Dataiku's features include a process scheduler, cloud-based processes, comprehensive functionalities, easy prediction deployment, and visual data preparation tools. Users appreciate its integration with languages like Python and R as well as BigQuery access. The interface is user-friendly, offering both code and visual options. Feature selection, model creation, workflow organization, collaboration, traceability, and automation are notable. It supports Spark for distributed computing and excels in data science, MLOps, and integration with public cloud platforms.
- "Our clients can easily drag and drop components and use them on the spot."
- "Dataiku is highly regarded as it is a leader in the Gartner ranking."
- "I believe the return on investment looks positive."

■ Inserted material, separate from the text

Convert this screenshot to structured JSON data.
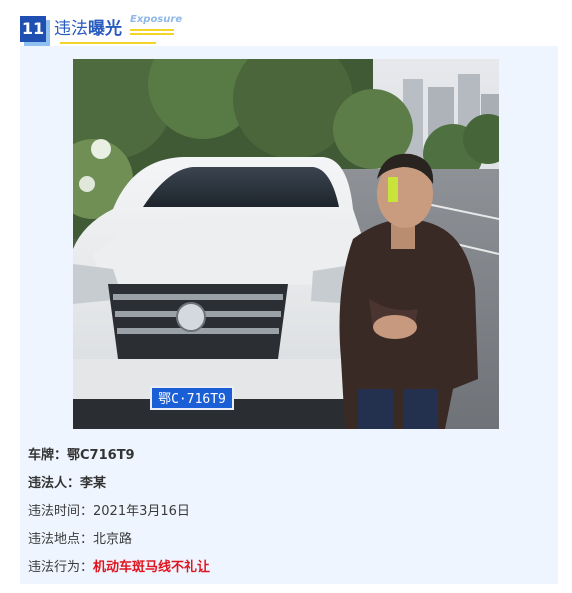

Dataiku faces challenges in server stability, query engine reliability, and user interface complexity. Improvements are needed in data exclusion, message broadcasting, and deep learning integration. Users call for better handling of complex data types and enhanced support for non-IT users. Pricing is considered high, and GitHub integration is problematic. Developers seek more flexibility in code-based components and support for parallel machine learning. Enhancements in error messaging, GPU integration, and commercial transparency are also desired.
- "There is room for improvement in terms of allowing for more code-based features."
- "The technical support from Dataiku is not good. The support team does not provide adequate assistance, and there are concerns about billing requests."
- "One area for improvement is the need for more capabilities similar to those provided by NVIDIA for parallel machine learning training. We still encounter some integration issues."